Le transfert des armes légères et leur transport aérien
Si les armes légères ne sont pas la cause première de la violence, elles l’accroissent drastiquement. Chaque jour, environ 1.000 personnes décèdent, victimes des armes à feu et 3.000 sont blessées par elles.
La prolifération des armes légères génère guerres et conflits à un taux qui varie de 60 à 90% pour les décès en lien direct avec eux, une paix fragilisée car les armes restent présentes longtemps après la fin des conflits. Ceci cause un taux élevé de violence, de crimes liés aux armes à feu qui peuvent monter aussi haut que les morts et blessures provoquées par les guerres et les conflits. La violence domestique est plus mortelle s’il y a une arme dans la maison et les suicides le plus souvent par l’emploi d’une arme à feu.
Environ 8 millions d’armes légères sont fabriqués annuellement, mais ce qui frappe encore plus, c’est le mouvement des armes à feu de seconde main qui passent d’un utilisateur à un autre. Les armes à feu vivent pendant de longues années et sont souvent recyclées entre des guerres ou des conflits.

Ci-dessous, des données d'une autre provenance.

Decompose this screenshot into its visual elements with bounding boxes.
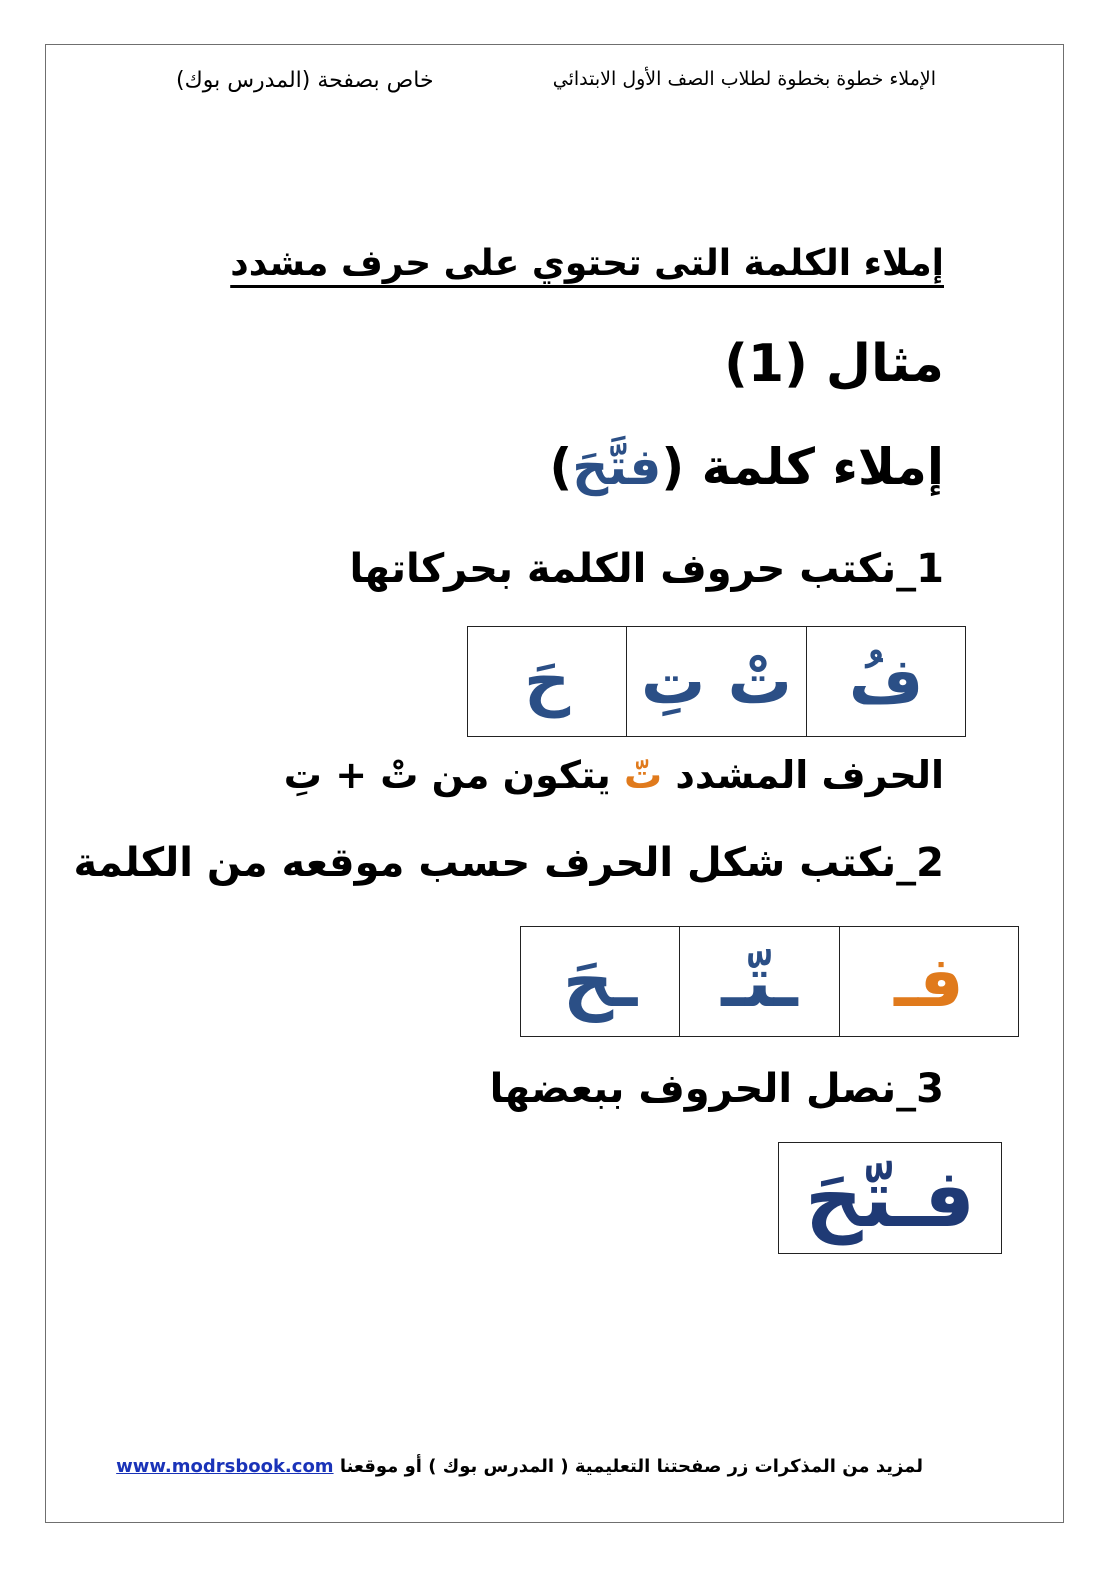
step1-cell-fa: فُ — [807, 627, 966, 737]
step3-result-table — [778, 1142, 1002, 1254]
composition-prefix: الحرف المشدد — [662, 753, 944, 797]
step1-letters-table — [467, 626, 966, 737]
joined-word: فـتّحَ — [779, 1143, 1002, 1254]
example-heading: مثال (1) — [724, 334, 944, 394]
step2-cell-ta: ـتّـ — [680, 927, 840, 1037]
step2-cell-ha: ـحَ — [521, 927, 680, 1037]
footer-text: لمزيد من المذكرات زر صفحتنا التعليمية ( المدرس بوك ) أو موقعنا — [333, 1456, 923, 1477]
step1-cell-ta: تْ تِ — [627, 627, 807, 737]
target-word: فتَّحَ — [572, 438, 662, 496]
header-series-title: الإملاء خطوة بخطوة لطلاب الصف الأول الابتدائي — [552, 68, 936, 90]
step3-heading: 3_نصل الحروف ببعضها — [489, 1066, 944, 1112]
word-heading — [549, 438, 944, 496]
step2-heading: 2_نكتب شكل الحرف حسب موقعه من الكلمة — [73, 840, 944, 886]
header-page-credit: خاص بصفحة (المدرس بوك) — [176, 68, 434, 93]
footer — [116, 1456, 923, 1477]
word-heading-suffix: ) — [549, 438, 573, 496]
page-title: إملاء الكلمة التى تحتوي على حرف مشدد — [230, 243, 944, 284]
shadda-composition — [284, 753, 944, 797]
shadda-letter: تّ — [624, 753, 663, 797]
word-heading-prefix: إملاء كلمة ( — [661, 438, 944, 496]
composition-suffix: يتكون من تْ + تِ — [283, 753, 624, 797]
step1-heading: 1_نكتب حروف الكلمة بحركاتها — [349, 546, 944, 592]
step2-cell-fa: فـ — [840, 927, 1019, 1037]
step2-letters-table — [520, 926, 1019, 1037]
footer-website-link[interactable]: www.modrsbook.com — [116, 1456, 334, 1477]
step1-cell-ha: حَ — [468, 627, 627, 737]
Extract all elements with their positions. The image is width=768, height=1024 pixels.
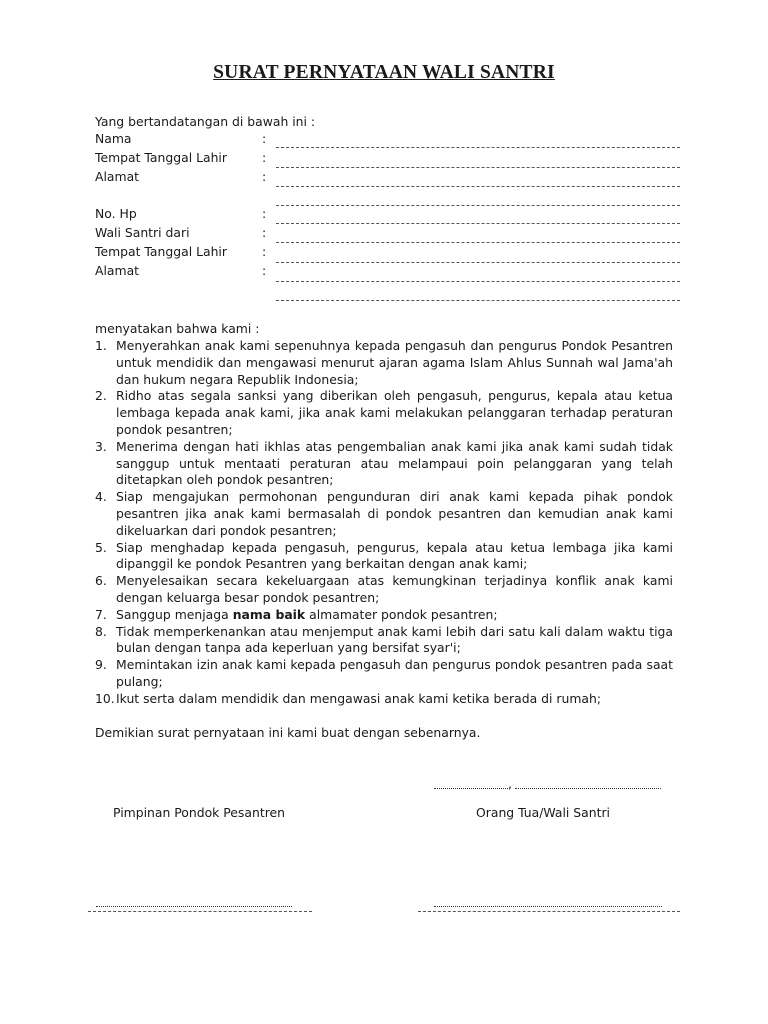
list-item (95, 691, 673, 708)
list-text: Siap mengajukan permohonan pengunduran diri anak kami kepada pihak pondok pesantren jika anak kami bermasalah di pondok pesantren dan kemudian anak kami dikeluarkan dari pondok pesantren; (116, 489, 673, 538)
field-label-no-hp: No. Hp (95, 206, 137, 221)
list-item (95, 489, 673, 539)
list-number: 9. (95, 657, 107, 673)
field-colon: : (262, 131, 267, 146)
list-text-before: Sanggup menjaga (116, 606, 233, 622)
list-text: Tidak memperkenankan atau menjemput anak kami lebih dari satu kali dalam waktu tiga bulan dengan tanpa ada keperluan yang bersifat syar'i; (116, 623, 673, 656)
list-item (95, 657, 673, 691)
closing-text: Demikian surat pernyataan ini kami buat dengan sebenarnya. (95, 725, 481, 740)
field-colon: : (262, 244, 267, 259)
list-item (95, 573, 673, 607)
date-separator: , (508, 776, 512, 791)
fill-line[interactable] (276, 205, 680, 206)
signature-underline-wali (418, 911, 680, 912)
list-number: 8. (95, 623, 107, 639)
list-number: 1. (95, 338, 107, 353)
field-label-wali-santri-dari: Wali Santri dari (95, 225, 190, 240)
list-text: Menerima dengan hati ikhlas atas pengembalian anak kami jika anak kami sudah tidak sanggup untuk mentaati peraturan atau melampaui poin pelanggaran yang telah ditetapkan oleh pondok pesantren; (116, 438, 673, 488)
list-number: 3. (95, 438, 107, 454)
field-colon: : (262, 150, 267, 165)
list-number: 4. (95, 489, 107, 505)
statement-lead: menyatakan bahwa kami : (95, 321, 260, 336)
list-item (95, 388, 673, 438)
list-text: Memintakan izin anak kami kepada pengasuh dan pengurus pondok pesantren pada saat pulang; (116, 657, 673, 689)
field-colon: : (262, 263, 267, 278)
list-item (95, 338, 673, 388)
fill-line[interactable] (276, 281, 680, 282)
list-text: Siap menghadap kepada pengasuh, pengurus, kepala atau ketua lembaga jika kami dipanggil ke pondok Pesantren yang berkaitan dengan anak kami; (116, 539, 673, 572)
list-text: Menyelesaikan secara kekeluargaan atas kemungkinan terjadinya konflik anak kami dengan keluarga besar pondok pesantren; (116, 573, 673, 605)
statement-list (95, 338, 673, 708)
fill-line[interactable] (276, 262, 680, 263)
list-number: 7. (95, 606, 107, 622)
field-colon: : (262, 225, 267, 240)
list-number: 6. (95, 573, 107, 589)
field-label-tempat-tanggal-lahir-santri: Tempat Tanggal Lahir (95, 244, 227, 259)
signature-line-pimpinan[interactable] (96, 906, 292, 907)
list-item (95, 607, 673, 624)
list-text: Menyerahkan anak kami sepenuhnya kepada pengasuh dan pengurus Pondok Pesantren untuk mendidik dan mengawasi menurut ajaran agama Islam Ahlus Sunnah wal Jama'ah dan hukum negara Republik Indonesia; (116, 338, 673, 387)
intro-text: Yang bertandatangan di bawah ini : (95, 114, 316, 129)
place-fill-line[interactable] (434, 788, 508, 789)
signature-line-wali[interactable] (434, 906, 662, 907)
fill-line[interactable] (276, 223, 680, 224)
list-text: Ridho atas segala sanksi yang diberikan oleh pengasuh, pengurus, kepala atau ketua lembaga kepada anak kami, jika anak kami melakukan pelanggaran terhadap peraturan pondok pesantren; (116, 388, 673, 437)
list-item (95, 540, 673, 574)
document-title: SURAT PERNYATAAN WALI SANTRI (213, 62, 555, 83)
fill-line[interactable] (276, 167, 680, 168)
field-label-alamat: Alamat (95, 169, 140, 184)
list-item (95, 439, 673, 489)
field-colon: : (262, 206, 267, 221)
field-label-tempat-tanggal-lahir: Tempat Tanggal Lahir (95, 150, 227, 165)
fill-line[interactable] (276, 242, 680, 243)
field-label-alamat-santri: Alamat (95, 263, 140, 278)
list-number: 2. (95, 388, 107, 404)
field-colon: : (262, 169, 267, 184)
signature-label-wali: Orang Tua/Wali Santri (476, 805, 610, 820)
date-fill-line[interactable] (515, 788, 661, 789)
list-number: 5. (95, 539, 107, 555)
list-text-after: almamater pondok pesantren; (305, 606, 498, 622)
list-text: Ikut serta dalam mendidik dan mengawasi anak kami ketika berada di rumah; (116, 690, 602, 706)
field-label-nama: Nama (95, 131, 132, 146)
list-item (95, 624, 673, 658)
fill-line[interactable] (276, 300, 680, 301)
signature-label-pimpinan: Pimpinan Pondok Pesantren (113, 805, 285, 820)
list-number: 10. (95, 690, 115, 706)
fill-line[interactable] (276, 186, 680, 187)
list-text-bold: nama baik (232, 606, 306, 622)
fill-line[interactable] (276, 147, 680, 148)
signature-underline-pimpinan (88, 911, 312, 912)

En Afrique occidentale, centrale et orientale, les armes à feu se sont déplacées de conflit en conflit durant la dernière décade, passant des conflits sans contrôle de la Sierra Leone au Liberia, la Côte d’Ivoire, la RD Congo, la Somalie, le Soudan, l’Ouganda, le Kenya, le Burundi, la République Centrafricaine, etc. ainsi que le crime de guerre en Afrique australe.
Le transfert des armes légères en Afrique est une menace énorme à la sécurité de la personne humaine, à la paix, à la stabilité. AEFJN et d’autres membres de la société civile à travers le monde travaillent pour obtenir une règlementation meilleure pour le contrôle du transfert des armes légères tant par les Nations-Unies que par l’Union Européenne.
Un contrôle renforcé des armes transportées par cargos aériens permet une saisie plus large des armes.1
Le transport aérien a joué un rôle clé en renforçant les économies guerrières qui ont tant dévasté l’Afrique ces dernières années. Les compagnies de fret aérien sont engagées dans le transport illicite des armes déstabilisatrices ainsi que dans le transport d’autres biens sensibles aux conflits tels les diamants, le pétrole, le coltan et autres minerais précieux.
Pour empêcher le transfert illégal d’un pays à l’autre des armes, un mécanisme inattendu – l’accroissement des mesures de sécurité dans le fret aérien encouragé par la lutte anti terroriste- s’est révélé être très efficace dans le contrôle du transport illégal des armes.
Les mesures de contrôle de sécurité pour le transport sont en fait un bon « goulot d’étranglement » pour la déstabilisation des mouvements des armes et des marchandises. Le transport aérien et maritime doit identifier son moyen de transport, avion, bateau ainsi que les compagnies associées. Les transporteurs sont les seuls agents non-étatiques engagés à dénoncer toute déstabilisation ou mouvement illicite de marchandises et ce, pour travailler ouvertement. Ceci permet de les suivre par le biais des rapports aériens ou maritimes et de les soumettre à un contrôle.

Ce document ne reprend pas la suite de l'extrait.